Laker was only 64 when he died. He could have been with us still, watching orgiastic eruptions on the taking of a wicket, the scoring of a goal, and shaking his big Yorkshire head in disbelief. Yet it would be wrong to assume from the old newsreel footage that there was no ferment on the field at Old Trafford. As Colin Cowdrey later told it, it was not an Australian who felt most humiliated by Laker's 19 wickets but his chippy Surrey and England team-mate Tony Lock, the left-arm spinner best-known these days as the answer to a quiz question: who took the only Aussie wicket that Jim Laker didn't in the 1956 Old Trafford Test?

The England captain that day, Peter May, knew how Lock was feeling. "Forget the scorebook, Tony, you played your part, too," he said afterwards. But Lock never did forget the scorebook, and nor, for happier reasons, and whether or not we were alive at the time, will the rest of us.

Why have sweet strikes become such a rare treat?

Reflecting on Tom Huddlestone's splendid goal in Tuesday's spectacular north London derby, Teddy Sheringham in the Sky Sports studio asserted that not many modern players know how to strike a ball from outside the box quite like the Tottenham midfielder.

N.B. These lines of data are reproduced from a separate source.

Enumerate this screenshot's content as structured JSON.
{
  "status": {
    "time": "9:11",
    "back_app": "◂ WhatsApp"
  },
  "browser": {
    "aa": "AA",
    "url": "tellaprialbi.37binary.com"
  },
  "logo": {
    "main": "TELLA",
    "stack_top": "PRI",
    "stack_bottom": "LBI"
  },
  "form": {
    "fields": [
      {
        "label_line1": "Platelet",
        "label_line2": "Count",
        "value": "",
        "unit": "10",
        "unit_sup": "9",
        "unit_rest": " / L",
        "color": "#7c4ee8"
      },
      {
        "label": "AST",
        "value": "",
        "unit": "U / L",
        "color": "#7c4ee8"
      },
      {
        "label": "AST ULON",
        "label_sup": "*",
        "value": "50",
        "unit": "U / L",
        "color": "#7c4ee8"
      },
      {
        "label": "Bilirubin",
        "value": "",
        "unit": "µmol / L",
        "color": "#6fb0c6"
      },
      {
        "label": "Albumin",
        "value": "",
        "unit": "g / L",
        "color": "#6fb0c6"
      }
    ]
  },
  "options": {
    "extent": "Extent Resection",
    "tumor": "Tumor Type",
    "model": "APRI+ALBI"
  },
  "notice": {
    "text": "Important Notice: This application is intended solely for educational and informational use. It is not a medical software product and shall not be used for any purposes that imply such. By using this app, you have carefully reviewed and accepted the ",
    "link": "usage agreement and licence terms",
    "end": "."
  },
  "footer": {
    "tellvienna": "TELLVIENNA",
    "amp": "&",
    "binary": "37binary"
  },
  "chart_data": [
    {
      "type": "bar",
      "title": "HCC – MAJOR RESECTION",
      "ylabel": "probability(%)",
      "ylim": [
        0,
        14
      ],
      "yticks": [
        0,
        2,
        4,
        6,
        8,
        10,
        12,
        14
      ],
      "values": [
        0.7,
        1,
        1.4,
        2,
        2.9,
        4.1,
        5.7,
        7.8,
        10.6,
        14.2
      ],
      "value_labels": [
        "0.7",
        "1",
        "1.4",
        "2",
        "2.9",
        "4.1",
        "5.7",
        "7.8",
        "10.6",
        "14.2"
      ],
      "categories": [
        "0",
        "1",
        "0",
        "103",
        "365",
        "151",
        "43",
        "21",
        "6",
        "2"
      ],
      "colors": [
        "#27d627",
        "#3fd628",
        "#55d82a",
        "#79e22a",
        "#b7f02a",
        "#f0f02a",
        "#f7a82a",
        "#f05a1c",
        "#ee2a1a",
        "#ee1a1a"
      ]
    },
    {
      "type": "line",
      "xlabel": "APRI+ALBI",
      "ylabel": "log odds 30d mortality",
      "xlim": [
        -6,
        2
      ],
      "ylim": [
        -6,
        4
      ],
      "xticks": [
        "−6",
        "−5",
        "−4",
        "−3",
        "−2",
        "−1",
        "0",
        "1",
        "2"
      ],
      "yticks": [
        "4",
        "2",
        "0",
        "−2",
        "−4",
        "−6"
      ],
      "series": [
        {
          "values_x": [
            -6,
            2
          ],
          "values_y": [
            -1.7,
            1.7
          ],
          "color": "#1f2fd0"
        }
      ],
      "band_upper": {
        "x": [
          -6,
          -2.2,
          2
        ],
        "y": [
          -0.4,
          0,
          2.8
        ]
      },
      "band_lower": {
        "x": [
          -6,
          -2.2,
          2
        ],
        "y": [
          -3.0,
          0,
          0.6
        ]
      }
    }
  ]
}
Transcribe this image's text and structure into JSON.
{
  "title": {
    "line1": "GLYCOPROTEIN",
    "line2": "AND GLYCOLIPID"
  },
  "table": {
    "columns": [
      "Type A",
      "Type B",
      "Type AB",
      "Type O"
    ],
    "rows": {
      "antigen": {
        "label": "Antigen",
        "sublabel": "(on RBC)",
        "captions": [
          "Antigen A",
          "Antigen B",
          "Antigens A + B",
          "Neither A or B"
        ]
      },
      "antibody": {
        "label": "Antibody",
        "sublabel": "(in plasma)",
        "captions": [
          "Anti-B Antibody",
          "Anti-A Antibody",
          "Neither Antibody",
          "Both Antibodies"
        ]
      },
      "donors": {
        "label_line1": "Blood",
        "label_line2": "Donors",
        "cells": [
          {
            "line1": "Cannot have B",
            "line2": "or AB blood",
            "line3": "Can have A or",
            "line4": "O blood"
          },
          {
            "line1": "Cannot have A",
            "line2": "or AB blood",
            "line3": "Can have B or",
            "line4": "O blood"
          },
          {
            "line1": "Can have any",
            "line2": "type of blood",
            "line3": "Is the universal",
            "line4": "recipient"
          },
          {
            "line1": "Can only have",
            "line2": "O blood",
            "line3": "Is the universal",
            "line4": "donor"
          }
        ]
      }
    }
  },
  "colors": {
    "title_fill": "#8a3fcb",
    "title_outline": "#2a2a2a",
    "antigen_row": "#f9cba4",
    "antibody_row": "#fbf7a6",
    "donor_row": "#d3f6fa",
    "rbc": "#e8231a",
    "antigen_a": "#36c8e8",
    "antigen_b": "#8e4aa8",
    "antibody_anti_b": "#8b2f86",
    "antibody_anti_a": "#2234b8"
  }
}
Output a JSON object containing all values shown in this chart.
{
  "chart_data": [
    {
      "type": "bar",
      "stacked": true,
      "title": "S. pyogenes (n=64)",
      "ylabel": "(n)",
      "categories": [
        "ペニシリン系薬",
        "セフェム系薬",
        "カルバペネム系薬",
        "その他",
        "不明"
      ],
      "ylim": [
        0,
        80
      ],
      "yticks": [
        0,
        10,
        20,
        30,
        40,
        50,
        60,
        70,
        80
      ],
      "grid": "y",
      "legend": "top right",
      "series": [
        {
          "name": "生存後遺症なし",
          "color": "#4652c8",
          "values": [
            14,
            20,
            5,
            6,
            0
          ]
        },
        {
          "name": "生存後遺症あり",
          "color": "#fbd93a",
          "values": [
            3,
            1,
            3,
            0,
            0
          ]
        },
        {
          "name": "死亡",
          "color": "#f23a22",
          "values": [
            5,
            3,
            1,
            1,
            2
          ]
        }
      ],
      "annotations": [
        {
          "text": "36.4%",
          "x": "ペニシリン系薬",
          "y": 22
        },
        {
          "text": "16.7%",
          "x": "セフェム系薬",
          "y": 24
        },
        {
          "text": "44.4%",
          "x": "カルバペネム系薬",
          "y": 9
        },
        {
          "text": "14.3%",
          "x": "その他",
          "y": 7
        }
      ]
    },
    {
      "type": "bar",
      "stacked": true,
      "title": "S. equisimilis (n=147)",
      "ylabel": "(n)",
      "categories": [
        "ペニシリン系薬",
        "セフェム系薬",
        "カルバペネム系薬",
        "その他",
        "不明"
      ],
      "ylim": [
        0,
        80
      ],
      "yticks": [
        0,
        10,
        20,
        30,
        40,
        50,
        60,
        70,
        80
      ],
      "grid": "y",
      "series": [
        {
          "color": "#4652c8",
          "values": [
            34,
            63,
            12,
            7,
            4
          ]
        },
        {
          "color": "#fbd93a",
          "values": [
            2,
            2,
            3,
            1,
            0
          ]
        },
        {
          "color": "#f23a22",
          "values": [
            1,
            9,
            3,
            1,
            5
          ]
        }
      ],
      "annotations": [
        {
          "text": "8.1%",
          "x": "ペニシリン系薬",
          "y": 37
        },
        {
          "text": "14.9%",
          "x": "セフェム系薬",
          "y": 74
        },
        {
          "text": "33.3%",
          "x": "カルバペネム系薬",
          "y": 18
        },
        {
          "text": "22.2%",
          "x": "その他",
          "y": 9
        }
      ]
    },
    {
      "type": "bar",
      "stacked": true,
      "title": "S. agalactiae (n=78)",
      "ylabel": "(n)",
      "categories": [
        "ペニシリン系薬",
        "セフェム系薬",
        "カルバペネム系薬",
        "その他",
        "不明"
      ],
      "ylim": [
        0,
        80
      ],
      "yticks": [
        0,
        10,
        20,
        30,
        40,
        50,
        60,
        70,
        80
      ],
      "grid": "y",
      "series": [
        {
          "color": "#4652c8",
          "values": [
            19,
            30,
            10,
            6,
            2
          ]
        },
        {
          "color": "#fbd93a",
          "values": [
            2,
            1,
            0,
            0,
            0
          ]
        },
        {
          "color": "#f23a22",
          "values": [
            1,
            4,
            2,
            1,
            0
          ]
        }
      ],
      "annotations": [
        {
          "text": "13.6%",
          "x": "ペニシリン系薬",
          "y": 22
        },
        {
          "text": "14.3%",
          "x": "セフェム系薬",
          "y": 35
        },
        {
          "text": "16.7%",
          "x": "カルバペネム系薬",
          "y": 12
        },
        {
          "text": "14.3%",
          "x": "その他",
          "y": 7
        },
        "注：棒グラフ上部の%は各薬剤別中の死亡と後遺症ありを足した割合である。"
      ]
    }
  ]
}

He was right, and it's a subject I've been pondering for a while now. Top modern footballers can do all sorts of things that their counterparts even 20 years ago couldn't; for example, I am never less than incredulous at the seemingly effortless way so many of them can trap and control a pass that has come at them as if fired from a bazooka. But what has happened to the art of long-range shooting? With a lighter, more aerodynamic football it ought to be easier than it was when Bobby Charlton and Peter Lorimer showed the true meaning of leathering the ball, yet scarcely a game goes by without half a dozen hugely well-remunerated players either ballooning shots into row Z, or shanking them towards the corner flag.

I'm not talking about free-kicks, but about shots in open play. There is scant evidence that they are practised on Premier League training grounds, with most teams content to rely on the one player, if that, who can regularly hit the target from 30 yards plus. For Everton, who visit Manchester United this lunchtime, it is Diniyar Bilyaletdinov. He hasn't done a whole lot else this season, but he can't half propel a football in the right direction. It's dispiriting that he's one of so few.

Pole's position is back at front of grid

The Polish Formula One driver Robert Kubica is expected to leave hospital soon, following his horrific rally crash. I interviewed him three years ago, and he told me how much interest his success had kindled in his homeland, where it was previously so little-known that folk called it Formula First. Now, grands prix get viewing figures upwards of four million, more than 10 per cent of Poland's population. But only when Kubica's competing. Let us hope he does so again.